Kapısından içeri adım attığınız üniversiteye yerleşebilmek için kim bilir hangi zorluklarla baş etmek zorunda kaldınız. Emek verdiniz, alın teri döktünüz. Yapmak, gezip görmek istediğiniz birçok şeyi ertelediniz, ötelediniz. Kendinizi sınırlandırırken yalnız değildiniz, aileniz de eşlik etti sizlere. Mücbir haller dışında gitmek görmek istedikleri yerleri, misafir ağırlamayı büyük ölçüde ertelediler. Çocuğum bu süreçte herhangi bir şeyden canı sıkılmasın, dikkati dağılmasın, zaman kaybetmesin diye. Öğretmenleriniz de ders dışında teneffüslerde dinlenmek yerine size vakit ayırmaya, katkı sunmaya ve yardımcı olmaya çalıştılar. Okul yöneticileriniz sizin için okulun bütün imkânlarını seferber etmeye; siz, öğretmenleriniz ve velileriniz arasında bir orkestra şefi gibi güçlü bir koordinasyon oluşturmaya özen gösterdiler. Görünmez kahramanlarınız, görünmek, bilinmek için değil, sizin için emek verdi, ter döktüler. Bunlar arasında okulunuzun kütüphanecisi, çaycısı, aşçısı, hizmetlisi olabileceği gibi bunlarla birlikte başka isimsiz kahramanlarınız da yer alabilir. Bu bin kişinin yaptığı pasta gibi, başta siz olmak üzere büyük emeklerle vücuda getirdiğiniz, takdire şayan bir başarıdır. Size, ananızın ak sütü gibi helaldir. Bununla birlikte nasıl olsa üniversiteye kapağı attık diyerek bin kişinin yaptığı pastayı çöpe atamaz, verdiğiniz emekleri bir kenara bırakamaz, hayallerinizden vaz geçemezsiniz, geçmemelisiniz. Bunun bir yükümlülük getirdiğini, daha çok çalışmanız gerektiğini bilmelisiniz.

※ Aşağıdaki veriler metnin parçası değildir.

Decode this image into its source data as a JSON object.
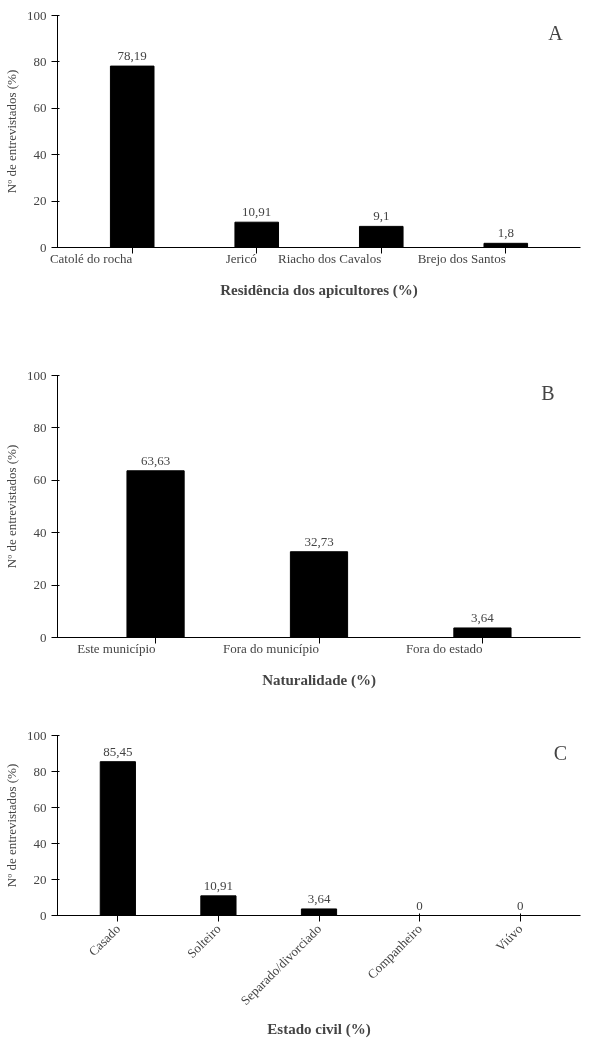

Artık üniversiteli oldunuz. Bu, ne istediğine önceden karar verip gerekli şartları sağlayanlar için kolay; ne istediğini önceden belirlememiş, işi oluruna bırakmış olanlar için daha zor bir karar olmuş olabilir. Üniversite kararınız değişmez bir tercih olmamakla birlikte değiştirmeyi pek de göze almak istemeyeceğiniz, hayatınızda verdiğiniz en önemli seçimlerinizden biridir. Üniversite seçiminizde tecrübelerine güvendiğiniz kişilerin görüşlerinden yararlanmanızın yanında birçok parametreyi de hesaba katarak tercihlerinizi oluşturmuş olabilirsiniz. Bugün bu tercihlerinizden birine yerleşerek üniversite öğrencisi oldunuz. Potansiyelinize uygun, sevdiğiniz, istediğiniz, okumaktan mutlu olacağınız program olması elbette önemlidir. Bununla birlikte şimdi, daha önce hiç aklınızdan geçmeyen bir programın öğrencisi de olmuş olabilirsiniz. Her ne olursa olsun artık önünüzdeki sürece odaklanmanız, imkânlarınız ölçüsünde üniversite yıllarınızı en iyi şekilde değerlendirmeniz gerekir. Kendinizi başkalarıyla mukayese etmek yerine, sahip olduklarınızı dikkate alabilir, hayata pozitif bakıp potansiyelinizi en iyi şekilde değerlendirerek büyük başarılar elde edebilirsiniz.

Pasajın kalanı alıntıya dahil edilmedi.